The Facebook Portal is a good device and I’m impressed.

First, I’ll address the trust issue, and there is one. Facebook is a hugely powerful entity with an almost peerless knowledge of personal information on a huge portion of the entire world, and seemingly no fucks to give about being a force for good.

To coin Ali G, “They is even more eviller than Skeletor”.


Their products DO benefit the world, but only because it’s profitable that they do, and that’s against the negatives they simultaneously cause on the world.

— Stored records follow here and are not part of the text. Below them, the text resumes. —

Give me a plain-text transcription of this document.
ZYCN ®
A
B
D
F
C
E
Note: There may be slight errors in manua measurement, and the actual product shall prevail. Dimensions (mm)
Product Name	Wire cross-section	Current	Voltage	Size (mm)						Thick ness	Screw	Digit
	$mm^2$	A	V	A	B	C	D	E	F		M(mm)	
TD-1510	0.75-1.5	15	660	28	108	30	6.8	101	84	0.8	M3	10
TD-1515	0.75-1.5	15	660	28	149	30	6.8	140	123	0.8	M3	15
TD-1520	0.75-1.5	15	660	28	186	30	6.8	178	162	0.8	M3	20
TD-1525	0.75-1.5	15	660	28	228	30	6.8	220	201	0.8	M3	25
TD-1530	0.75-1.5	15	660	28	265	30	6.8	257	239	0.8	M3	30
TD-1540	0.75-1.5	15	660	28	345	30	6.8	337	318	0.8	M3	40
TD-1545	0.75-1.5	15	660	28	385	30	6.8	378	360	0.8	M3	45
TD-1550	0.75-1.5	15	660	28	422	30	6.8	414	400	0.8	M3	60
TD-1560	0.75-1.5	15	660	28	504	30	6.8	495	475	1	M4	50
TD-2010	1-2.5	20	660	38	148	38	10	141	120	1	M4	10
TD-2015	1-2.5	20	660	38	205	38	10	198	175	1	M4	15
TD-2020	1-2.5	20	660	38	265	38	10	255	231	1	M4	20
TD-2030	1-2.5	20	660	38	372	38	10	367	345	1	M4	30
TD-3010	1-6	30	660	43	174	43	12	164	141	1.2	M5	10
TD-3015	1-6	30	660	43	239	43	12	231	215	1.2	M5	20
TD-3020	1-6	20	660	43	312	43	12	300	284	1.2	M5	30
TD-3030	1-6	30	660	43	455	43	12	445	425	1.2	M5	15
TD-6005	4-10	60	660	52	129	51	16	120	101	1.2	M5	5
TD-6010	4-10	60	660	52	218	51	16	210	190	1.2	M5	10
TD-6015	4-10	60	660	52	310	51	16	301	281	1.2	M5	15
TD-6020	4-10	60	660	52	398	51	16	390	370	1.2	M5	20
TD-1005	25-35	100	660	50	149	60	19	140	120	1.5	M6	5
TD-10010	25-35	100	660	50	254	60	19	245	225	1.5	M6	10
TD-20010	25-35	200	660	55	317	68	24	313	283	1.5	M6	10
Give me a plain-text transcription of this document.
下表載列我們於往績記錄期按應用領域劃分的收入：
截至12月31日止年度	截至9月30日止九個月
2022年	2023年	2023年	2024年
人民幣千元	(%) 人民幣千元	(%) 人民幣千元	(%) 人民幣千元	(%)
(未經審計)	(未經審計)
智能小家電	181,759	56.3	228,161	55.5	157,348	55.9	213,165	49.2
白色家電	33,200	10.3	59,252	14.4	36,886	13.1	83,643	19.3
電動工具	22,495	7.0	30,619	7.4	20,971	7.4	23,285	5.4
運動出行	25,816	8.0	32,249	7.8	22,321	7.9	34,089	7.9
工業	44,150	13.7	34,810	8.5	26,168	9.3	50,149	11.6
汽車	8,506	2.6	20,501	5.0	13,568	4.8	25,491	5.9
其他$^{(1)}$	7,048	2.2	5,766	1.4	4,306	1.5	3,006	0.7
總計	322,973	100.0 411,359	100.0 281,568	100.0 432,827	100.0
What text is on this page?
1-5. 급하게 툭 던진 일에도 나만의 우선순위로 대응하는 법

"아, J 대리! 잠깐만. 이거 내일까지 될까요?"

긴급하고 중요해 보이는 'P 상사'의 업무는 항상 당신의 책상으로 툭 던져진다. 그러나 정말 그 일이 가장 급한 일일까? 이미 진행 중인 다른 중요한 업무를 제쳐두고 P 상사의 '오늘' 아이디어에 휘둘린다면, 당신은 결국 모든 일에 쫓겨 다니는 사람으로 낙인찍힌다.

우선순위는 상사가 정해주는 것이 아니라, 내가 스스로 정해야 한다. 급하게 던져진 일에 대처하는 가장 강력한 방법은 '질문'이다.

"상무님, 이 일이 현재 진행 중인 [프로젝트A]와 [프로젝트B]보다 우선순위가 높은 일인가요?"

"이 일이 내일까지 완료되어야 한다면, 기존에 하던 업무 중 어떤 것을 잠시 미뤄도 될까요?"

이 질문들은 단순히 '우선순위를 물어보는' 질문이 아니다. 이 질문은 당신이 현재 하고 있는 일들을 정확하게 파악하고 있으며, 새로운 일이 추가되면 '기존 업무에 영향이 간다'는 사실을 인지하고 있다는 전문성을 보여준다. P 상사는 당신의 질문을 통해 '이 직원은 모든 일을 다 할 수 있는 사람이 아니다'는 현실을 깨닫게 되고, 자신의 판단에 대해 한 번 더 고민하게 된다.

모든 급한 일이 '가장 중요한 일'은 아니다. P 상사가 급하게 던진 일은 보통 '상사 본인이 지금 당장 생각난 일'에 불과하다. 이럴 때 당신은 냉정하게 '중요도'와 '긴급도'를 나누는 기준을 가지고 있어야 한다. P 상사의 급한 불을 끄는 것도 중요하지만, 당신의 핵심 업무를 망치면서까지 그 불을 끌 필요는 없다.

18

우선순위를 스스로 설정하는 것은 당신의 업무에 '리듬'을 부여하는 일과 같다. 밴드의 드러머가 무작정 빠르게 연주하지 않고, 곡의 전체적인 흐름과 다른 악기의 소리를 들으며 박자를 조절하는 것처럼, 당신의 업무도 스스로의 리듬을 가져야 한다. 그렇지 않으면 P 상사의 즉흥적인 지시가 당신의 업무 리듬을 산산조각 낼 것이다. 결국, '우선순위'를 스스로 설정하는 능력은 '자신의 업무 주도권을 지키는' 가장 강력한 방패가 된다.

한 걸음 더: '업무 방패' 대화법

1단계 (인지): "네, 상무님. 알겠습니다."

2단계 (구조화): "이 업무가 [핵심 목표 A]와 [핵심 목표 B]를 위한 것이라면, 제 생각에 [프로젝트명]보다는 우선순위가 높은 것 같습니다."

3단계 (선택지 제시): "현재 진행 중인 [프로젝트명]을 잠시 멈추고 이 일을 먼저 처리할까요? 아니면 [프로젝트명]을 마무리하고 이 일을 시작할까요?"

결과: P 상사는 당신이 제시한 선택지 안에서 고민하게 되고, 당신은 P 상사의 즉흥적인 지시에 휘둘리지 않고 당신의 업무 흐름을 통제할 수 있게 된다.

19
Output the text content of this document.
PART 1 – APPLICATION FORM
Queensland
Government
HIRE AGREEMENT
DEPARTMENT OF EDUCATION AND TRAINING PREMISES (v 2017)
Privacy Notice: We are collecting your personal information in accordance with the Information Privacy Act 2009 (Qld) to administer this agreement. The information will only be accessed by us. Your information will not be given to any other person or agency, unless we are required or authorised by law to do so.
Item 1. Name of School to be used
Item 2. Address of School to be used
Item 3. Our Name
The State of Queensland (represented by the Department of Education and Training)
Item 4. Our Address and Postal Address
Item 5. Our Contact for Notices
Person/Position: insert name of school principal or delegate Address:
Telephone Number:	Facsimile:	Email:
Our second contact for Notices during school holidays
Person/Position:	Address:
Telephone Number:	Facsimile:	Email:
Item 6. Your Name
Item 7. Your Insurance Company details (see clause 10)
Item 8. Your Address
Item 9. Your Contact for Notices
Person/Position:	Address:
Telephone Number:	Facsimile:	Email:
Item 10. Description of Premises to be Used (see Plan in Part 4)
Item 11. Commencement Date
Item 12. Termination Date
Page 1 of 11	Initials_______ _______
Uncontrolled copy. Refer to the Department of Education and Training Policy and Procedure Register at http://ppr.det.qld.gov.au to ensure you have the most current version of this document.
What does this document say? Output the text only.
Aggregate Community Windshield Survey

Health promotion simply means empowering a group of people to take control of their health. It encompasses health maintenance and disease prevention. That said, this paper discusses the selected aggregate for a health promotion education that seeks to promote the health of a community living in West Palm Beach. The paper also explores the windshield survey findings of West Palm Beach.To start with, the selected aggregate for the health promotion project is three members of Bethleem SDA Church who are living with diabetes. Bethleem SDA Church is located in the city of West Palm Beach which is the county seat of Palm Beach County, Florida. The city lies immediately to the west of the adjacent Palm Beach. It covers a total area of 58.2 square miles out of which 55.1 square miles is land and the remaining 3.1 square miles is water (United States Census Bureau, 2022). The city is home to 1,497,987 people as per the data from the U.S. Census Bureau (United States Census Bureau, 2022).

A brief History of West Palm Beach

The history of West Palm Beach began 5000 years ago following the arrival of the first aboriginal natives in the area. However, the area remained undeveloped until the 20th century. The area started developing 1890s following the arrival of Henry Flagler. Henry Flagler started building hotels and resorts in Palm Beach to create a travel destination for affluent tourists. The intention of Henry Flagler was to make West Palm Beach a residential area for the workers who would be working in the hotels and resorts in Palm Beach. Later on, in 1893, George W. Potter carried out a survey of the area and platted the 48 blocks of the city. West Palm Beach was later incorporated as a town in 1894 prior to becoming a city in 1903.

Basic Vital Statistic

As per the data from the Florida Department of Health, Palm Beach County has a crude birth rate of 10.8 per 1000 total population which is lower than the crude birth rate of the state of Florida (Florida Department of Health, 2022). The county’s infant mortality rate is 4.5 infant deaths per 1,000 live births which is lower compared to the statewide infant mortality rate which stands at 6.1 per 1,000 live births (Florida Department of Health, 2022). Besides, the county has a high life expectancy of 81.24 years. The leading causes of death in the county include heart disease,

But to be honest I see this as a very small increment on top of their existing profile and not the linchpin to their bid for world domination. Your Facebook account is that, and to stop them, you have to delete it. In lieu of deleting your account and not using it all, then my personal opinion is that this is a minimal addition to your loss of privacy. No greater than owning a Facebook connected smartphone.

If you don’t have a Facebook account because you fear for your privacy, this device is not for you.

Assuming you’re still here, it’s otherwise very good for my perception of it’s target market, old people and technophobes and I think it’s the best way that someone who is isolated and slowly losing their technological options to reconnect with minimal outlay.

The Facebook Portal Mini is a glorified landline for the modern age. Buy one for your parents, your aunties, uncles and anyone with grandchildren, while they’re cheap.

Extras if you get one

Just a few things of note, if you end up getting one

  • You can set night mode in settings, which turns off the display between X hours (in case it’s in your bedroom).
  • You can increase the font size, in the theme of being for the elderly
  • You can get larger screen options, they just cost more
  • You can connect WhatsApp, but I don’t use it
  • You can use it for Alexa, which may be a major benefit for people who struggle to use the touch screen. As you can make a call using voice commands. I personally didn’t use it, though.
  • You can make it read out loud every button you touch, for even more accessibility for those hard of sight, you then double tap to activate things.
  • You can save a curated list of websites as apps, such as AllRecipes.com, for using as a recipe device in the kitchen.